As parents, we should all agree drinking and driving is a very serious and very important matter. It should be obvious to us all at this point. Yet it’s not obvious to the young, impressionable mind. I make it a point to say things out loud like ‘no, more for me, I have the kids and I’m driving’ if we are out at a social event to showcase that as a healthy decision. Your child, at 9, can see you ordering multiple drinks at dinner and then put it together that you drove home. Not cool. Say things out loud like ‘no more for me’ or ‘mom will drive she didn’t have anything to drink’ so that they see that you take it seriously yourself.
Make connections with your kids friends and family.
One of my favorite parts about nine years old is seeing the lasting connections L has made over the years. He has a wonderful, wonderful, network of boys that are not only important to him but important us. We love his friends. We want to know his friends. His friends are in our home, a lot. We take it even a step further and want to know the parents. This comes natural to us a we are an entertaining family. Come on over. Most, if not all, our social plans revolve around the kids and their friends and their families and the end result of that is a very large network of people I not only like and enjoy, but trust. I know if L is at so and so’s home he is safe. I know the moms that will check in on things and be a positive presence for my son(s) and I plan on continuing to be that for theirs year after year. When L is a sophomore in high school and has his buddies over you bet I am that mom that is checking in, with fresh homemade cookies of course just to be a tad less embarrassing.

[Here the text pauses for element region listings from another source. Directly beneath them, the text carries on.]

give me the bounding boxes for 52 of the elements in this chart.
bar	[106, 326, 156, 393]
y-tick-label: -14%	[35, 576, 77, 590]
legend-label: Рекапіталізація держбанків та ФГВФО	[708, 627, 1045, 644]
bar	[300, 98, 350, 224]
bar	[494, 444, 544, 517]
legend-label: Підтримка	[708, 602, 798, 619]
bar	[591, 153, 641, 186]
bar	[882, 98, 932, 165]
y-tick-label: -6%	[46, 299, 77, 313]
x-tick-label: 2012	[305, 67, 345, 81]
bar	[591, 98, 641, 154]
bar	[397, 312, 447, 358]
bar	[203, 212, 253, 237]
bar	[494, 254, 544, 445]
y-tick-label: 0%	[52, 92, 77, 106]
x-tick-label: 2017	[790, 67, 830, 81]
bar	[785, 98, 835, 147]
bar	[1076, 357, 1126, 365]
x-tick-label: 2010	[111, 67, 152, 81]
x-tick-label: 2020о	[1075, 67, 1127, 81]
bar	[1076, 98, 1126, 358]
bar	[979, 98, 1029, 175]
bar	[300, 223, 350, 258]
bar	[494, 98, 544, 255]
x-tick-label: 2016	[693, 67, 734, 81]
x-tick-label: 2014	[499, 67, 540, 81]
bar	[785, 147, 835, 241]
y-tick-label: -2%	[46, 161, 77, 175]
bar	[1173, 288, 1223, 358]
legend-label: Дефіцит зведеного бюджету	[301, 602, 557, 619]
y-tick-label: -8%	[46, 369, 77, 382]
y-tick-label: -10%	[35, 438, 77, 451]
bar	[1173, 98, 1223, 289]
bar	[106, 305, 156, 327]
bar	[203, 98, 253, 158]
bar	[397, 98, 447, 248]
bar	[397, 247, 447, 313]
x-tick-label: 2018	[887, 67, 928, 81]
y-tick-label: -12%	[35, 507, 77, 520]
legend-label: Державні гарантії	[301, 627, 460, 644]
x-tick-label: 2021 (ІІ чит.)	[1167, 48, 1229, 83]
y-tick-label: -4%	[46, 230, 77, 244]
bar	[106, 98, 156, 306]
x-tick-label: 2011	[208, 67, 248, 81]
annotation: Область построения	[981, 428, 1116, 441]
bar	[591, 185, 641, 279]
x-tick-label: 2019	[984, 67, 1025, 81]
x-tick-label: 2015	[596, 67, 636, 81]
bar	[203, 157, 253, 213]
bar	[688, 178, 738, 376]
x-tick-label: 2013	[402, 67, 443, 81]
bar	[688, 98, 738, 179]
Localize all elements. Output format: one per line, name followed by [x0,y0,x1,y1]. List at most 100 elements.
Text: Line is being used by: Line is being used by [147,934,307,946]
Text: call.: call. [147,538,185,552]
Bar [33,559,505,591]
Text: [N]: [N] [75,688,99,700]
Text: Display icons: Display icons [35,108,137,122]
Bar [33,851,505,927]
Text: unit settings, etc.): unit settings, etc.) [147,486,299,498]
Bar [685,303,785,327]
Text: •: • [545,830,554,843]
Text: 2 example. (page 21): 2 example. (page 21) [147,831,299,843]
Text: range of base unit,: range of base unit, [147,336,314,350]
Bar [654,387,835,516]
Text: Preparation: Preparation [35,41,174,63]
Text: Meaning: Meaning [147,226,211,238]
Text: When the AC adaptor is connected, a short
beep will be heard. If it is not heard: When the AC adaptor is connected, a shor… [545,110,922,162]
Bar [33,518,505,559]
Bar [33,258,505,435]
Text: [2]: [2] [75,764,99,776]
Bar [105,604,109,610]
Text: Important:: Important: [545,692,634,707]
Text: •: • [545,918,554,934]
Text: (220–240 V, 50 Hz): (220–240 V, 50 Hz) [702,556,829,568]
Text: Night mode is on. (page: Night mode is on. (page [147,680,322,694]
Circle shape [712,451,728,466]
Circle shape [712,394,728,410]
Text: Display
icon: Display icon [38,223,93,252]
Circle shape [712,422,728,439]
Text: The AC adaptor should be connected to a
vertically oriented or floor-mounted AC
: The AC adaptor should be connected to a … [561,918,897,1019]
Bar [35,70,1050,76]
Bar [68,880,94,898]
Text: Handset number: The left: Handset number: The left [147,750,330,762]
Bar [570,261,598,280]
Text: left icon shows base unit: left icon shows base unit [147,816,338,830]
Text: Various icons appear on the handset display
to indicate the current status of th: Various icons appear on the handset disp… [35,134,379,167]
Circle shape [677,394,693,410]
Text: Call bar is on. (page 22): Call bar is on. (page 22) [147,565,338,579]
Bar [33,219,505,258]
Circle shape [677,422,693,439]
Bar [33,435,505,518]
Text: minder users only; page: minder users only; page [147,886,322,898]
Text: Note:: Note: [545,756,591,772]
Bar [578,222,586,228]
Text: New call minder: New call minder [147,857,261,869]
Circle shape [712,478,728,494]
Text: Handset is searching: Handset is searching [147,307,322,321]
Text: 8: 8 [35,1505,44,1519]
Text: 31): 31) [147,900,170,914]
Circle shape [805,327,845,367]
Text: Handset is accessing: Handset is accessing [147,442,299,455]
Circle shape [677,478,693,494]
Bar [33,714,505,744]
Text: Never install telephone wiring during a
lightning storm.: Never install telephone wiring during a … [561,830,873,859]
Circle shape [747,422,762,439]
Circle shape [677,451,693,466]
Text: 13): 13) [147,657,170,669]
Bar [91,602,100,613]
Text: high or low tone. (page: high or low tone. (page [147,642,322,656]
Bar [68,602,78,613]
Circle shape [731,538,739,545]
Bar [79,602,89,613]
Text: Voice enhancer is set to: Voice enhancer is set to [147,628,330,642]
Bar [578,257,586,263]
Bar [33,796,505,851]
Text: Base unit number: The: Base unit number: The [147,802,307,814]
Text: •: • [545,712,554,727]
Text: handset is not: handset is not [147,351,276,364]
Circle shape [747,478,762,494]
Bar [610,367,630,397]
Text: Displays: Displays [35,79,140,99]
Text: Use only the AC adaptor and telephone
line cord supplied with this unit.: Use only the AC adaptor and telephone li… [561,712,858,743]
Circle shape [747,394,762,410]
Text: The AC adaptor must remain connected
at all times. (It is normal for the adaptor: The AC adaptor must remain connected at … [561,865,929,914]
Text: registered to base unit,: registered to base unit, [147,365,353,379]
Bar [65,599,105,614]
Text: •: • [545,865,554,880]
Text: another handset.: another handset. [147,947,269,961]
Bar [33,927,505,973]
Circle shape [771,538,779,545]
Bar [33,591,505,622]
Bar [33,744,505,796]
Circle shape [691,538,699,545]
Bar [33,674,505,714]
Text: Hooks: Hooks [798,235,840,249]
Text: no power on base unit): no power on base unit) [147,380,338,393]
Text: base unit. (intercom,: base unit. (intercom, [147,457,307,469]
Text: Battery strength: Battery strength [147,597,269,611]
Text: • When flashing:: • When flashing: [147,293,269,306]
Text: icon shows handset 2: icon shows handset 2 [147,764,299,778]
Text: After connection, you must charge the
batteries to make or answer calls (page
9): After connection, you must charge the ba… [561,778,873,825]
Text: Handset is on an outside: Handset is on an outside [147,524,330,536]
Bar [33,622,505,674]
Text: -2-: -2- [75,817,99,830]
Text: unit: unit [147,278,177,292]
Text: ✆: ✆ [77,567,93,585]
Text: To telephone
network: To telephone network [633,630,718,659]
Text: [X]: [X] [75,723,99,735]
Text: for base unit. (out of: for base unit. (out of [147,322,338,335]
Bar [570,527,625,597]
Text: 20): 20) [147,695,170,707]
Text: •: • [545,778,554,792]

Continue to build up their confidence.
Self esteem is huge, huge, when it comes to drinking. I am so thankful that L has a natural tendency to be a rule follower and to make thoughtful non impulsive decisions. Combine that with his growing self confidence and the ability to lead I feel like we are on a pretty strong path for him and those around him. Yet you can never be too sure and something as simple as saying ‘I love you’ to them, out loud, daily are important. I think I tell each my boys that 20 times a day. It’s on repeat around here because I need them to understand just how important they are. I am hopeful it will sink in and stick and surface at times in the future that may be dicey for them.
Encourage dedication to sports and/or activities.
This is an obvious one. Being apart of a team that has a strict no drinking no drugs policy helps your son or daughter understand an outlook that is bigger than themselves. Trying that drink not only lets themselves and their parents down, but, it lets down their coach. Their team mate. Their best friend. And that’s a pretty rough place to end up. We will strongly encourage sports and team efforts and anything else these two crazy boys may want to do until the end.
Learn from your mistakes.
Or your husbands. (I honestly didn’t drink until college and even then it was very, very little). M has a different story to tell and would lay more on the other side when it came to experimenting with it all. He so agrees all of the above mentioned points play a huge roll and one more important point he noted from growing up was how easy it was, in our community, to hide things. We have large homes on large estates around here. Even if mom or dad are home, that doesn’t necessarily mean the kids are being looked after three acres deep into the woods by a bonfire. Again, establishing these friendships and connections early help build that trust about the home your child may be in.
Look, there is no guarantee to this parenting thing. You may do all of the above and more and things could go either way. Yet taking the time to educate yourself can’t hurt at all. For all of those approaching or in the 9-10-11-12+ age range, I’m right there with you and doing the best I can to establish these healthy concepts in our day to day lives. Praying all our little ones stay safe!